#python #topic-modeling
Вопрос:
Я новичок в python, и у меня проблемы с динамическими тематическими моделями.
Я следую инструкциям в https://github.com/JiaxiangBU/dynamic_topic_modeling/blob/master/dtm.ipynb
Все в порядке, я создаю модели и Эволюцию слов, но у меня ошибка «Ошибка индекса: индекс списка вне диапазона» в теме Эволюция
Вот мой код:
import seaborn as sns
sns.set()
num_topics = 5
def document_influence_dim(num_topics, DtmModel, time_seq = []):
doc, topicId, period, distributions=[], [], [], []
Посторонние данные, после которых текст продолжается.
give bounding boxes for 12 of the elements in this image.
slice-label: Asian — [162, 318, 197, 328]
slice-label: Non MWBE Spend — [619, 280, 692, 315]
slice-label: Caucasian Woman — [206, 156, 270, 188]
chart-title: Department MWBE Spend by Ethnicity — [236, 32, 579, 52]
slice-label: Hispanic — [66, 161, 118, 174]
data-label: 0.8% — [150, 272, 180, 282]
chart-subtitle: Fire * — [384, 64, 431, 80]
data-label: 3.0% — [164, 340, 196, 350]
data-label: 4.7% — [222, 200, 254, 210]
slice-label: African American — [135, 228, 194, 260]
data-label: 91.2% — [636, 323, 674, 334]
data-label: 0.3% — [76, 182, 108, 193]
for topic in range(num_topics):
for t in range(len(time_seq)):
for document in range(time_seq[t]):
distribution = round(DtmModel.influences_time[t][document][topic], 4)
period.append(t)
doc.append(document)
topicId.append(topic)
distributions.append(distribution)
return pd.DataFrame(list(zip(doc, topicId, period, distributions)), columns=['document','topicId', 'period','distribution'])
def topic_distribution(num_topics, DtmModel, time_seq = []):
"""
function to compute the topical distribution in a document
:param num_topics: number of topics
"""
doc, topicId, distributions=[], [], []
df_dim = document_influence_dim(num_topics = num_topics, DtmModel = DtmModel, time_seq = time_seq)
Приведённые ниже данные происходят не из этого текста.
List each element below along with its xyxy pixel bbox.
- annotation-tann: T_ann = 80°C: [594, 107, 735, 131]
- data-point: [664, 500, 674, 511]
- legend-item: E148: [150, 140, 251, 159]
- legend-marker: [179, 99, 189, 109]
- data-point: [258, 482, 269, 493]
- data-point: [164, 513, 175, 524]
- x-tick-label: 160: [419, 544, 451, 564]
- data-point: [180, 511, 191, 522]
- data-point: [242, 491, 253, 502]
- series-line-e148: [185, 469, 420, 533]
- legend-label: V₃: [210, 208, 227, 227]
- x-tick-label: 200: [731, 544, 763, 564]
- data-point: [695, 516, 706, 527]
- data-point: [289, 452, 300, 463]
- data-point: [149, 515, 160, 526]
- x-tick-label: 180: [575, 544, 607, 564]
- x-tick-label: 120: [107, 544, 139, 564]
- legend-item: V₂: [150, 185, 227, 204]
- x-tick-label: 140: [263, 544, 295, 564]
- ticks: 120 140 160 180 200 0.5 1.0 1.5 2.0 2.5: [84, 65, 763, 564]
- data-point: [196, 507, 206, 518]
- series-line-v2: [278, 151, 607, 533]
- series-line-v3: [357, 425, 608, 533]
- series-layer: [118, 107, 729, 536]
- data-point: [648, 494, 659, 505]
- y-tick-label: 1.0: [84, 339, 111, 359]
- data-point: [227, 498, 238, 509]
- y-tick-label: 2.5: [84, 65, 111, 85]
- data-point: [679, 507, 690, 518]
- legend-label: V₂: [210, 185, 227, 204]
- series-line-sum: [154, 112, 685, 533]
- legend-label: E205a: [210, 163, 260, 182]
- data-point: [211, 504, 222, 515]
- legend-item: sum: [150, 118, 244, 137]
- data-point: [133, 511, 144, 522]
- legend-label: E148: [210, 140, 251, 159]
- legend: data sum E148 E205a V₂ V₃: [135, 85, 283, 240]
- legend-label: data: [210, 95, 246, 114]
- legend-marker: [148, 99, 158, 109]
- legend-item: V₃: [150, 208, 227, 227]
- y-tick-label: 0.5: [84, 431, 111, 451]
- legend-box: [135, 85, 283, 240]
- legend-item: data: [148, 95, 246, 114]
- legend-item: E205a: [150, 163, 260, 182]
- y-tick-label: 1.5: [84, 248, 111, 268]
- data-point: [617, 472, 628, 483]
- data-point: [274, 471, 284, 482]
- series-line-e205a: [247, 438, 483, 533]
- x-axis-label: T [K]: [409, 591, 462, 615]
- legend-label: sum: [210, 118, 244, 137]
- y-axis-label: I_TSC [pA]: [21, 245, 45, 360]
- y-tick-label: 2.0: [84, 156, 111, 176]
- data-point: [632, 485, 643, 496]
for document in range(0, sum(time_seq)):
for topic in range(0, num_topics):
distribution = round(DtmModel.gamma_[document][topic], 4)
doc.append(document)
topicId.append(topic)
distributions.append(distribution)
return pd.DataFrame(list(zip(doc, topicId, distributions, df_dim.period)), columns=['document','topicId', 'distribution', 'period'])
def visualize_topics(df):
"""
function to vizualise mean topic distribution over defined periods.
the topic distribution is defined by the average level by documents.
:param num_topics: number of topics
"""
fig, ax = plt.subplots(figsize=(30,10))
df.groupby(['period', 'topicId'], sort=False).mean()['distribution'].unstack().plot(ax=ax,grid=True, linewidth =3.0, sharex=True)
plt.ylabel("Topic Distribution", fontsize=16)
plt.xlabel("Period", fontsize=16)
plt.title("Topic evolution")
plt.legend(loc='center left', bbox_to_anchor=(1, 0.5), title = "Topics", fontsize='large', labelspacing=0.6, fancybox = True)
Это точно такая же инструкция. Когда я запускаю этот код, у него возникает проблема:
topic_df = topic_distribution(num_topics=num_topics, DtmModel=DtmModel, time_seq=time_slice)
Ошибка:
---------------------------------------------------------------------------
IndexError Traceback (most recent call last)
<ipython-input-77-138aff41df8b> in <module>
----> 1 topic_df = topic_distribution(num_topics=num_topics, DtmModel=DtmModel, time_seq=time_slice)
<ipython-input-76-279f84a320c9> in topic_distribution(num_topics, DtmModel, time_seq)
35 """
36 doc, topicId, distributions=[], [], []
---> 37 df_dim = document_influence_dim(num_topics = num_topics, DtmModel = DtmModel, time_seq = time_seq)
38 for document in range(0, sum(time_seq)):
39 for topic in range(0, num_topics):
<ipython-input-76-279f84a320c9> in document_influence_dim(num_topics, DtmModel, time_seq)
15 for t in range(len(time_seq)):
16 for document in range(time_seq[t]):
---> 17 distribution = round(DtmModel.influences_time[t][document][topic], 4)
18 # print(len(model.influences_time))
19 # print(len(model.influences_time[0]))
IndexError: list index out of range
Can anyone help me solving this error?